February is Heart Health Month, so a good time to think about what we’ve learned about keeping our hearts healthy. I recently returned from a physicians’ meeting in Arizona and it turns out the themes are pretty consistent: if you want a healthy _________ (heart, digestive system, brain, immune system, your choice), the steps to take are remarkably consistent.
First big news item: The steps are consistent, because everything is connected inside. Our brain and immune system are intrinsically connected to the health of our intestinal lining and function, and our heart connects with our brain and our immune system. It makes sense to have a specialized cardiac surgeon to fix heart problems, but for the wisdom of creating heart health, we must take a generalist’s approach and have healthy bodies throughout.

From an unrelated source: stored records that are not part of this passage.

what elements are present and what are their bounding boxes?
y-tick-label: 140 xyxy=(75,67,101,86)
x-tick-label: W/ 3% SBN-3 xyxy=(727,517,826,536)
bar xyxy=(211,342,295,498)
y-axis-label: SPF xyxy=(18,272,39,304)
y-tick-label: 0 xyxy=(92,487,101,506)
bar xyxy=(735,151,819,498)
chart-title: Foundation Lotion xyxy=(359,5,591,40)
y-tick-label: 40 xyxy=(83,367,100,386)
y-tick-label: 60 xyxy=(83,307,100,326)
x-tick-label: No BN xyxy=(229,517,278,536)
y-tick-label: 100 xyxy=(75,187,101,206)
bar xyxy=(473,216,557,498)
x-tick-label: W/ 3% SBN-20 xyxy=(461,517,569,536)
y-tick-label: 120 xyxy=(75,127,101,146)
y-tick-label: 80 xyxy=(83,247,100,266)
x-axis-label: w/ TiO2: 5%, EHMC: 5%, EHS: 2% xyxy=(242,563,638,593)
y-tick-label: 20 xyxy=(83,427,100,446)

Second: Even the United States Dietary Guidelines have finally learned that dietary cholesterol has little to nothing to do with the level of cholesterol in your blood stream. Eat as many eggs as you want. The federal guidelines are still a little squeamish about saturated fat, but the scientific literature is not. Know your fats: naturally occurring saturated and even trans fats in pasture-raised meat and butter have valuable nutrients and no association with heart disease. Believe me, the scientists have looked because they have told us for so long that butter clogs our arteries; it’s always hard to admit you’ve been wrong, but that’s what progress is all about.
Third: Okay, this isn’t really news to any of my readers, but it’s getting out in the world as common knowledge. Added sugar is really, really bad for you. The naturally occurring sugars in non-starchy vegetables are good for everyone and should be consumed with healthy fats (butter, avocado, olive oil, coconut and more) for best absorption of their nutrients. Starchy vegetables and fruits both have to be considered more carefully. People who are overweight or people tending toward diabetes have to calibrate their intake of both starches and fruits to match their level of activity and personal metabolism. Added sugars in desserts and processed foods aren’t good for anyone and should be on our plates rarely (weekly?) if at all. Dark chocolate (>70%) can satisfy sweets’ cravings.
Fourth: The real double whammy and the reason we feared fats for so long is that lots of fats, even healthy ones, in the presence of lots of sugar, wreak havoc on our metabolism and immune system, leaving a path of destructive inflammation throughout our bodies.
Last one for today: Balance really matters! Balance in two ways: we should all be active and strong enough to balance on one leg, and for that we need to be exercising, wisely exercising. And balance in our nervous systems: balance off your hyper-charged multi-tasking social media scavenging sympathetic nervous system with some quite walks outside, meditation, or yoga. We need healthy parasympathetic connections to digest our food and recover from life’s challenges, to keep inflammation to a healthy minimum. Get enough sleep by getting sunshine in the morning and dim, orange light in your home at night.
When you look at something as complicated as why and how our body might start making plaque that can cause a heart attack, it turns out that dietary cholesterol and saturated fat don’t matter so long as your added sugars are low, you’re relatively fit, and you find quiet time in your life to slow down.